By David North on June 14, 2010

While it is taboo to talk about a policy that would prohibit the admission of migrants who might not be able to assimilate – such as Muslims who insist that women must wear the burqa – soon it may be possible to use the variable of cultural assimilation to give amnesty to an illegal alien.

As the immigration lawyers' trade paper Interpreter Releases headlined in its May 24 issue (which arrived on June 12). there is a move afoot regarding "Sentencing Guideline Amendments Sent to Congress Including Downward Departure for 'Cultural Assimilation' in Illegal Reentry Cases." The story was based on a May 14 Federal Register filing.

That headline can use a little interpretation.

First, "downward departure" is not a deportation to Mexico, as opposed to Canada; downward departure is a legal term about giving flexibility to judges to hand out a sentence that is less strict than the ones in sentencing guidelines.

In this instance, the usual sentence of deportation could be modified for a particular class of illegal aliens; such aliens must: a) be in deportation proceedings; b) be repeat violators of the immigration law, as it apparently applies to only those reentering the U.S. illegally; c) be among those who "formed cultural ties primarily with the United States from having resided continuously in the U.S. from childhood . . . "; and d) "those cultural ties provided the primary motivation for the defendant's illegal reentry."

Further, the lesser sentence, presumably allowing continued, and now legal, presence in the U.S., must make it "not likely to increase the risk to the public from further crimes of the defendant."

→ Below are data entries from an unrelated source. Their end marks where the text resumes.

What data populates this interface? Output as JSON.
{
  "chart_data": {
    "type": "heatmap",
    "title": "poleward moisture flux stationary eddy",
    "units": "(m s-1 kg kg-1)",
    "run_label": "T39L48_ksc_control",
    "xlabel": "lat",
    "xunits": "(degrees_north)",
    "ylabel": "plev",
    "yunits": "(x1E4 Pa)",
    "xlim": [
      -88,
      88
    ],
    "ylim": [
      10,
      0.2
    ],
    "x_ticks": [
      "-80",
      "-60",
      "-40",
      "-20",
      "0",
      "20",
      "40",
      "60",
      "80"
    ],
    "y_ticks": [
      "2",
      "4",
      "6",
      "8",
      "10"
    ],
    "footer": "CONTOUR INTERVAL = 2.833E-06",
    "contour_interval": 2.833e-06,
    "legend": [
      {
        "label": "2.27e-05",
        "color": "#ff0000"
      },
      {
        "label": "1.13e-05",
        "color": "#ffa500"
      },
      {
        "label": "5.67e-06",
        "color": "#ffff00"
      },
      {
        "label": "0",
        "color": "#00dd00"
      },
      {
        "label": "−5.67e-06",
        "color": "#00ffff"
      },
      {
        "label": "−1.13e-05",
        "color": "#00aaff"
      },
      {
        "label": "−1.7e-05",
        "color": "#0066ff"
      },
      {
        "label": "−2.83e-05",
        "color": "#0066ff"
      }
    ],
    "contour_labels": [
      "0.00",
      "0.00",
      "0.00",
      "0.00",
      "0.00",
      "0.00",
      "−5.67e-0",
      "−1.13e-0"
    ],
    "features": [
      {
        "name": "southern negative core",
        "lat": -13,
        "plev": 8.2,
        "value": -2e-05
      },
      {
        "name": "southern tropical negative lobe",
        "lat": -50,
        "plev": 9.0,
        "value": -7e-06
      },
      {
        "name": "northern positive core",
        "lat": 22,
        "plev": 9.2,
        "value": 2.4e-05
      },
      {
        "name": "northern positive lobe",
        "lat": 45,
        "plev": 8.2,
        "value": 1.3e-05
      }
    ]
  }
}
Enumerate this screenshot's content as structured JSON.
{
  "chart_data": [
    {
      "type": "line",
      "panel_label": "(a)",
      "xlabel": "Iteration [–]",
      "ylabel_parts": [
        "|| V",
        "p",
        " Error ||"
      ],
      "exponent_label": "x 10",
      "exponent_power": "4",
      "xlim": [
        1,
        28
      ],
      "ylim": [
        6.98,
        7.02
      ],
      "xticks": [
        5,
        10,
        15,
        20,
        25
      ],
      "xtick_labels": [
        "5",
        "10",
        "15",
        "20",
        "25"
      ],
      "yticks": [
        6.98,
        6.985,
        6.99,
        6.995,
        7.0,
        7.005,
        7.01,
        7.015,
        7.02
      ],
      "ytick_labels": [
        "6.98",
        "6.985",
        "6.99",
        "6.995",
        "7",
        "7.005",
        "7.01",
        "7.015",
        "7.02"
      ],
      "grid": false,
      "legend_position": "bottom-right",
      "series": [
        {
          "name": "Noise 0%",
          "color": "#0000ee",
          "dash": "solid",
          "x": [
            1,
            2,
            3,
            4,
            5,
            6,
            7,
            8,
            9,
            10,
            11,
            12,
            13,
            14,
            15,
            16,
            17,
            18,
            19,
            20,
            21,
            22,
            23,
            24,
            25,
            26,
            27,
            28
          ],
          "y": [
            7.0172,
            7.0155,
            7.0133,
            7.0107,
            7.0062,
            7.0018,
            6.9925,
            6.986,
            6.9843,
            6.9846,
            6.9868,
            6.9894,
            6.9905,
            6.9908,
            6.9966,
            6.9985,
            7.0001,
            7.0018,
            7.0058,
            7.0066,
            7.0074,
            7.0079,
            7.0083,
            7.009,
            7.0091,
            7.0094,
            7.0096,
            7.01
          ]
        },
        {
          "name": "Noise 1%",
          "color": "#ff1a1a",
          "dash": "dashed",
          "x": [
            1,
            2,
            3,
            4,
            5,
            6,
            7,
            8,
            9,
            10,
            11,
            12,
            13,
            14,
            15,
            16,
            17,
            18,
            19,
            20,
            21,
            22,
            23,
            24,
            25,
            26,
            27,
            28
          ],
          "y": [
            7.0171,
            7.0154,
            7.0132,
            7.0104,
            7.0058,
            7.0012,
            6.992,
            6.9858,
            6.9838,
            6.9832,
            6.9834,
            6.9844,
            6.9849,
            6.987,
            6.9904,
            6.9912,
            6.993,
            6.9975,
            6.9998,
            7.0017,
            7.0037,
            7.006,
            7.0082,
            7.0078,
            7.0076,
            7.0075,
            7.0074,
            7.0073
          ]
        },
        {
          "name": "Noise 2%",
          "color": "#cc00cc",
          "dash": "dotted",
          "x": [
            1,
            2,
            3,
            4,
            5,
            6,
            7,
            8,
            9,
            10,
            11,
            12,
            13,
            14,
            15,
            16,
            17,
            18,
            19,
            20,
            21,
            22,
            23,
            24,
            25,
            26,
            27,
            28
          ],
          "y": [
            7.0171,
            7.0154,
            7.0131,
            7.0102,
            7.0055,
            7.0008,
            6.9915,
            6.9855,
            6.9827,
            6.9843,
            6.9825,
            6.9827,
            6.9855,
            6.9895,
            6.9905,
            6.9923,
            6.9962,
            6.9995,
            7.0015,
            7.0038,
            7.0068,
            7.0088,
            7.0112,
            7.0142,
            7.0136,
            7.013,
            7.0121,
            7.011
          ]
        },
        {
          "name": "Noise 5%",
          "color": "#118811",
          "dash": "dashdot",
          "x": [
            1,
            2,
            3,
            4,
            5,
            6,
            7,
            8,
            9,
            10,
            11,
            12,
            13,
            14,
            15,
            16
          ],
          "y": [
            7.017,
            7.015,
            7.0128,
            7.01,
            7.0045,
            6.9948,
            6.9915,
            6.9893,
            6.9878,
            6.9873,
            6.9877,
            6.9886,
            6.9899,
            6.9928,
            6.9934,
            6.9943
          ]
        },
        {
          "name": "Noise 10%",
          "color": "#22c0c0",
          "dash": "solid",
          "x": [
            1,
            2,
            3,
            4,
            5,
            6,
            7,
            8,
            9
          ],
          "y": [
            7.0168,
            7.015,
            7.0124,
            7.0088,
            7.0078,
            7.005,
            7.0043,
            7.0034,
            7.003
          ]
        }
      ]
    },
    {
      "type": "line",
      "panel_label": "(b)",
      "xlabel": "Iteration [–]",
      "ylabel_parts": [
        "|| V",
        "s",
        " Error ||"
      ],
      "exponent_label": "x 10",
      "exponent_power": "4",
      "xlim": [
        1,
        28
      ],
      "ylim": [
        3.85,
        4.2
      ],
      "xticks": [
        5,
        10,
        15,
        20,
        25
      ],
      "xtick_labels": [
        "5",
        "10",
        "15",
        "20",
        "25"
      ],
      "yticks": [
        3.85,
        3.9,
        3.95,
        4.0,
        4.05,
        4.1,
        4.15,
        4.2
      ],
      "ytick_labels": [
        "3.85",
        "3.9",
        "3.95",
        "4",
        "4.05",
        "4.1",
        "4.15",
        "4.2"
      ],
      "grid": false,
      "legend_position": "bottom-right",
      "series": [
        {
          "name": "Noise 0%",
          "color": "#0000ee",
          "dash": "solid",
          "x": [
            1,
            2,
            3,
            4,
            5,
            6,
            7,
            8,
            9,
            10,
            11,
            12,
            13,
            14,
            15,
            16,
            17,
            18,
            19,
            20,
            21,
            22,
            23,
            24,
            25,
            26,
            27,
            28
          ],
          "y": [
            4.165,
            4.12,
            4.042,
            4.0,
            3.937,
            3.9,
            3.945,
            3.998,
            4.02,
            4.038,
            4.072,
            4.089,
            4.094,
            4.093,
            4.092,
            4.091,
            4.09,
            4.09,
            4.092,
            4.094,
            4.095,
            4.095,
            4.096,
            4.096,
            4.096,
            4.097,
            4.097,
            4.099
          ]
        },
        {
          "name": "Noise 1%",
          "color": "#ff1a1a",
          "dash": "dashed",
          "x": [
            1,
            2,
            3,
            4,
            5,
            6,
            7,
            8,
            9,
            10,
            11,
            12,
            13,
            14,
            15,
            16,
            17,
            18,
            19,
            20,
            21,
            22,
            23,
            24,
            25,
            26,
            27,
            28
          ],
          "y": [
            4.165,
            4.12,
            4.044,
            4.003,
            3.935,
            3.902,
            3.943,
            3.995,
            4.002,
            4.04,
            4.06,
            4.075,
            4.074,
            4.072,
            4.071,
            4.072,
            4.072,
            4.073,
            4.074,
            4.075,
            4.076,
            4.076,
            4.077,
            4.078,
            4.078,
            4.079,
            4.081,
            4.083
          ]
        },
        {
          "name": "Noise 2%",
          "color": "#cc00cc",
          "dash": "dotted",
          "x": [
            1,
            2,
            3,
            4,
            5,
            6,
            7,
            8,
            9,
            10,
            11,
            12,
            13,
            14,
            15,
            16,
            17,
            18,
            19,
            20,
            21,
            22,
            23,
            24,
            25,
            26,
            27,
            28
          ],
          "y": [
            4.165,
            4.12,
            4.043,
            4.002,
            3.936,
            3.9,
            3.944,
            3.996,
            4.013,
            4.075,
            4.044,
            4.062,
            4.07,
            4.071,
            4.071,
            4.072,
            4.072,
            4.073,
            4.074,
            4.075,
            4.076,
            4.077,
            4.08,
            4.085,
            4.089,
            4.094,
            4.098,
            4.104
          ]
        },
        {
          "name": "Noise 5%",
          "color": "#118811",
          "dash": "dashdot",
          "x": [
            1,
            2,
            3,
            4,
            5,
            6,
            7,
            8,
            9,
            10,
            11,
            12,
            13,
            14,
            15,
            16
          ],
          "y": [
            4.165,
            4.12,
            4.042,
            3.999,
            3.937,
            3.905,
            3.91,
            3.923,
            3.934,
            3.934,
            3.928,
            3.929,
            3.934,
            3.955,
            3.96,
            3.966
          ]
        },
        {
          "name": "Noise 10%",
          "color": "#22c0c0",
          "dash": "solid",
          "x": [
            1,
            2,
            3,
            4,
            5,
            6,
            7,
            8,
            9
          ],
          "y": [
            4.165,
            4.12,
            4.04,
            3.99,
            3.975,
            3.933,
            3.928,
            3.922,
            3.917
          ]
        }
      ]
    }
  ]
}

The concept that "cultural ties provided the primary motivation for the defendant's illegal reentry" is an interesting one. Does the act of growing up in America, one that many of us have experienced, give one a legally justifiable motivation for breaking our laws?

The group of people covered by the proposed rule cannot be very large because most of the 12 million or so illegal aliens in the U.S. do not qualify for the full set of five requirements for the "downward departure" of the sentencing guidelines. But it would allow a judge-created amnesty for some, presumably young, illegal aliens; an amnesty not available to others who arrived later in life or who were (oddly) not lucky enough to get pulled into deportation proceedings.

The mechanism by which this micro-amnesty would be implemented involves a congressionally created segment of the judicial branch of the government, the U.S. Sentencing Commission. The commission held hearings on this issue on March 17, decided to recommend the downward departure in these cases, and sent that recommendation to Capitol Hill. If Congress does not act negatively on it, it will become part of U.S. law on November 1 of this year. I suspect Congress will not stop this process.

Meanwhile, the same issue of IR reminds us that while some discuss a new legalization program, the old one – passed a generation ago – is still, partially, alive and well.

USCIS, understandably, some years ago decided that some applicants for legalization under the Immigration Reform and Control Act of 1986 (IRCA) had abandoned their applications by leaving the country. Without my getting into the details, let me note that the courts decided that at least some of the applications of those aliens should be, in fact, considered on their merits, and that the former filing fees, not the current (and higher) ones should be charged.

We reported on a somewhat similar judicial decision some months ago in a blog entitled "Legalization Forever, for the Judges Make It Long."